3. Yargıtay İçtihadı Birleştirme Büyük Genel Kurulunun, 16.05.1956 tarihli ve 1954/1 Esas, 1956/7 Karar sayılı kararı ile “... Usûlü dairesinde istimlak muamelesine tevessül edilmeksizin gayrimenkulü yola kalbedilen şahsın, gayrimenkulünün bedelinin tahsiline ilişkin olarak, gayrimenkulünü yola kalbeden hükmü şahsiyeti aleyhine açacağı bedel davasında müruruzamanın mevzuubahis olamayacağına ve bu itibarla da, hadisede Borçlar Kanunu'nun 66. maddesinin tatbik kabiliyeti bulunmadığına ...” karar verilmiştir.

4. 2942 sayılı Kamulaştırma Kanunu'nun (2942 sayılı Kanun)11 inci maddesi

3. Değerlendirme

1. Bölge adliye mahkemelerinin nihai kararlarının bozulması 6100 sayılı Kanun'un 371 inci maddesi ile 369 uncu maddesinin birinci fıkrasında yer alan sebeplerden birinin varlığı hâlinde mümkündür.

2. Arsa niteliğindeki dava konusu taşınmaza emsal karşılaştırılması yapılarak değer biçilmesinde, davalı idarece fiilen el atılan taşınmaz bedelinin davalı idareden tahsiline karar verilmesinde bir isabetsizlik görülmemiştir.

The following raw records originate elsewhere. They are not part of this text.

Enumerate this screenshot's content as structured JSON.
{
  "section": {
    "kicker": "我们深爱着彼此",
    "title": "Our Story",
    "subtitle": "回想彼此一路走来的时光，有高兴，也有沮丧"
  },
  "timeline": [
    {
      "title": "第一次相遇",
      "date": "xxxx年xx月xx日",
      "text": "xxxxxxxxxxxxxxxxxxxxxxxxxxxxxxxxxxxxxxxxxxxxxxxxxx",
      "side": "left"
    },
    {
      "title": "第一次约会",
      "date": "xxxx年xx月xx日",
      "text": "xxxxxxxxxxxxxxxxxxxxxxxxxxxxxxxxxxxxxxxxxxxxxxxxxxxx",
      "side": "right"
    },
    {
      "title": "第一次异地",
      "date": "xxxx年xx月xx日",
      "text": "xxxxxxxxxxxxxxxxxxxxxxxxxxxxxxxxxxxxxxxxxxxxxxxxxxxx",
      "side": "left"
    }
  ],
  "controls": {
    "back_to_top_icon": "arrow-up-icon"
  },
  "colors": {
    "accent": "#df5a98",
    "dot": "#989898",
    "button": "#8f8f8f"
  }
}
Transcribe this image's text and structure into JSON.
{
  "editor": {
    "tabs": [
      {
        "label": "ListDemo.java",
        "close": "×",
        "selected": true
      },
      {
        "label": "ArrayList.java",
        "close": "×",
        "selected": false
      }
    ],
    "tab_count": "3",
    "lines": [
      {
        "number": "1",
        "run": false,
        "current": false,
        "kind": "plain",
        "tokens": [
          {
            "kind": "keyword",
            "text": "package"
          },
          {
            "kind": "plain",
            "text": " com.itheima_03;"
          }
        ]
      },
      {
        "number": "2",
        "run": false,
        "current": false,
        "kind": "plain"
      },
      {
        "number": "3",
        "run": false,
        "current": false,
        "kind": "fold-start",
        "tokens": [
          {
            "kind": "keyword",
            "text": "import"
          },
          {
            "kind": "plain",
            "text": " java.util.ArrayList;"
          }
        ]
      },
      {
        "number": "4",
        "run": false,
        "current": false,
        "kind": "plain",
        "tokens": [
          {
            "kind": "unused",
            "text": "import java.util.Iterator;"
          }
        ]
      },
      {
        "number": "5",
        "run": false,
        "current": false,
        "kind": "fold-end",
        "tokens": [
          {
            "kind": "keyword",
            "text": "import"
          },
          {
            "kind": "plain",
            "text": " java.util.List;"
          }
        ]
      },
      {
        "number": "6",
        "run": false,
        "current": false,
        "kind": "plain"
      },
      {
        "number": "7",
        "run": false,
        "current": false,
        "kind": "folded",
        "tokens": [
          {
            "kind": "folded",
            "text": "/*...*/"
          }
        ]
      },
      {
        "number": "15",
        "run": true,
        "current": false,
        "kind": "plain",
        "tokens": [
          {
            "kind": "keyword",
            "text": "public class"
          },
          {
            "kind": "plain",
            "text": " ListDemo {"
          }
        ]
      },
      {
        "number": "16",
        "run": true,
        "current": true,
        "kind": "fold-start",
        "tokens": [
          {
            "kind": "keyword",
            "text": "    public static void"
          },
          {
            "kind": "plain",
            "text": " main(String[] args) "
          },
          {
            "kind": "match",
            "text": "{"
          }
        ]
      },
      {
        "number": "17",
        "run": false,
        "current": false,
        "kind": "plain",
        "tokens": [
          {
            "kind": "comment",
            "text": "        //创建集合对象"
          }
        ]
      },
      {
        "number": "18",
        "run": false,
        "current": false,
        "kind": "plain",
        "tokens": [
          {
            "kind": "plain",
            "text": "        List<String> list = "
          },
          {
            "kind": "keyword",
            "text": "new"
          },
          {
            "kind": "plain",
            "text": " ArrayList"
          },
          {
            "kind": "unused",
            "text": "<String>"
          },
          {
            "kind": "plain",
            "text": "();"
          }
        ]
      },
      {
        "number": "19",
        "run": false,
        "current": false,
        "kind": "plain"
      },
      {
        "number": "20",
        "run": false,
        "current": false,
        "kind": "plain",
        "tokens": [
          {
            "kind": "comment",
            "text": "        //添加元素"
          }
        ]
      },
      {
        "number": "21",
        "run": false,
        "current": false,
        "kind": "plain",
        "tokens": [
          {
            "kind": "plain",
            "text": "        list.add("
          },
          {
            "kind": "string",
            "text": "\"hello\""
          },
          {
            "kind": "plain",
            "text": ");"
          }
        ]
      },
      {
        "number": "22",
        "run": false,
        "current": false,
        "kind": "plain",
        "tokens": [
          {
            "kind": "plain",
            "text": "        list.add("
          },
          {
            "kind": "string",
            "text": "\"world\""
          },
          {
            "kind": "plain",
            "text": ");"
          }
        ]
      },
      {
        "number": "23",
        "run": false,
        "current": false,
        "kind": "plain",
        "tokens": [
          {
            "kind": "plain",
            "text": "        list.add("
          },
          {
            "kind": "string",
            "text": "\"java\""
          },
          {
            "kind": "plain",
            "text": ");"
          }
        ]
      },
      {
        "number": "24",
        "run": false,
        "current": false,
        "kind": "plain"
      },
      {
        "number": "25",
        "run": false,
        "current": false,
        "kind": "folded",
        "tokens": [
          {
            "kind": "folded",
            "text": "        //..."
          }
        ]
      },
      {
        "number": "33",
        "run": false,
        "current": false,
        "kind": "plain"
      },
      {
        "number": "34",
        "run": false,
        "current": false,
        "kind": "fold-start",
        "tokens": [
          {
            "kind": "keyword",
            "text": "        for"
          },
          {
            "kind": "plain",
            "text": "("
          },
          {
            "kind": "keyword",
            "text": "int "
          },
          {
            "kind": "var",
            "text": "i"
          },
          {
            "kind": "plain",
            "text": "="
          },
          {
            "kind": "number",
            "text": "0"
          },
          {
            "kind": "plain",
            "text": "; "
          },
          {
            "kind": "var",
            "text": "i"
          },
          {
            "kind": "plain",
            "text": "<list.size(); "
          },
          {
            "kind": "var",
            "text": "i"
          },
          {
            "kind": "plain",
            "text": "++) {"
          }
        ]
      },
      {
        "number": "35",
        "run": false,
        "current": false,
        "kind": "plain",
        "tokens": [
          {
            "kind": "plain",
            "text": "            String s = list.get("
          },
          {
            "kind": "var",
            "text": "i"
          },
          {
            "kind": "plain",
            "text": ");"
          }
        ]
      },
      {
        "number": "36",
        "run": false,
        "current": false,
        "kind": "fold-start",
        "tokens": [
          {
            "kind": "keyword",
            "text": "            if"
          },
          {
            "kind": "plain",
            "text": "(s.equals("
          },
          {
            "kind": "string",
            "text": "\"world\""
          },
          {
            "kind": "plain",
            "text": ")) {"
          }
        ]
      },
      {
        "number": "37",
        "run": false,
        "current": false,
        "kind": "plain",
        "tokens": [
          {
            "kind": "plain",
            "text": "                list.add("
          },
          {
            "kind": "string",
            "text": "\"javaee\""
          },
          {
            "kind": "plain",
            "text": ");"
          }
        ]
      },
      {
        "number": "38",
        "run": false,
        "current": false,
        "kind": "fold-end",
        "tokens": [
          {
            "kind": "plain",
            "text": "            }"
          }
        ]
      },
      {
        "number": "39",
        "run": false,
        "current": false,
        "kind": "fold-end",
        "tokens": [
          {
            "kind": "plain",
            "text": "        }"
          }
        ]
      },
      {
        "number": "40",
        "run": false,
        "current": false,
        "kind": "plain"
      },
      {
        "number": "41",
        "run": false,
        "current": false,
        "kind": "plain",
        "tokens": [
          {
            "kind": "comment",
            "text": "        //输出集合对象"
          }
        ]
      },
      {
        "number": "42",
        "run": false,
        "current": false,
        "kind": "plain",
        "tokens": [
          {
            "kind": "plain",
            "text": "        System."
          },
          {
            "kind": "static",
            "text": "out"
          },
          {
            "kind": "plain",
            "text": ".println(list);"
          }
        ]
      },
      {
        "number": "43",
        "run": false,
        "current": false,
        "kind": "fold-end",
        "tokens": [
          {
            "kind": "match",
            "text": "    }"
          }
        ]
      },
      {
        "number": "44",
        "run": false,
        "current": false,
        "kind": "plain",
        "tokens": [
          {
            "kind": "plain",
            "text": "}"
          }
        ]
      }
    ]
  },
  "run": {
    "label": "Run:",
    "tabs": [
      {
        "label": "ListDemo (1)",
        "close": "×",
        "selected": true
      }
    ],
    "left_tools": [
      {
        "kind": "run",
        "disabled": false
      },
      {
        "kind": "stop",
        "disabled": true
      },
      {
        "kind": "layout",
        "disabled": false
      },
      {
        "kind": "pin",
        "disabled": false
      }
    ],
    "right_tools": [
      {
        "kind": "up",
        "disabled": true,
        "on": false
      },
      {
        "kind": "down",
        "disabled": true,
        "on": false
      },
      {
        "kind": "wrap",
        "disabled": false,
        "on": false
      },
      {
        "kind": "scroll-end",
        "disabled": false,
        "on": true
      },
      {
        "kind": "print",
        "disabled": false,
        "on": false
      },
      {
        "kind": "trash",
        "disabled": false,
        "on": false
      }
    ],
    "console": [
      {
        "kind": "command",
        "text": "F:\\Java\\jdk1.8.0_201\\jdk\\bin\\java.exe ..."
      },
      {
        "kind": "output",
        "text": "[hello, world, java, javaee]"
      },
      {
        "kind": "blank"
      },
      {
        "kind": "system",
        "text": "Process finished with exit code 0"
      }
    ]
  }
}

3. Dava konusu taşınmaza 1983 tarihinden sonra fiilen el atıldığı anlaşıldığından nispi harç ve vekâlet ücretine hükmedilmesi doğrudur.

4. Temyizen incelenen karar, tarafların karşılıklı iddia ve savunmalarına, dayandıkları belgelere, uyuşmazlığa uygulanması gereken hukuk kuralları ile hukuki ilişkinin nitelendirilmesine, dava şartlarına, yargılama ve ispat kuralları ile kararda belirtilen gerekçelere göre usul ve kanuna uygun olup davalı idare vekili tarafından temyiz dilekçesinde ileri sürülen nedenler kararın bozulmasını gerektirecek nitelikte görülmemiştir.

VI. KARAR

Açıklanan sebeplerle;

Davalı idare vekilinin yerinde görülmeyen tüm temyiz itirazlarının reddi ile usûl ve Kanun'a uygun Bölge Adliye Mahkemesi kararının 6100 sayılı Hukuk Muhakemeleri Kanunu’nun 370 inci maddesinin birinci fıkrası uyarınca ONANMASINA,

Aşağıda yazılı kalan temyiz harcının davalı idareden alınmasına,

Dosyanın İlk Derece Mahkemesine, kararın bir örneğinin Bölge Adliye Mahkemesine gönderilmesine,

17.10.2023 tarihinde oy birliğiyle karar verildi.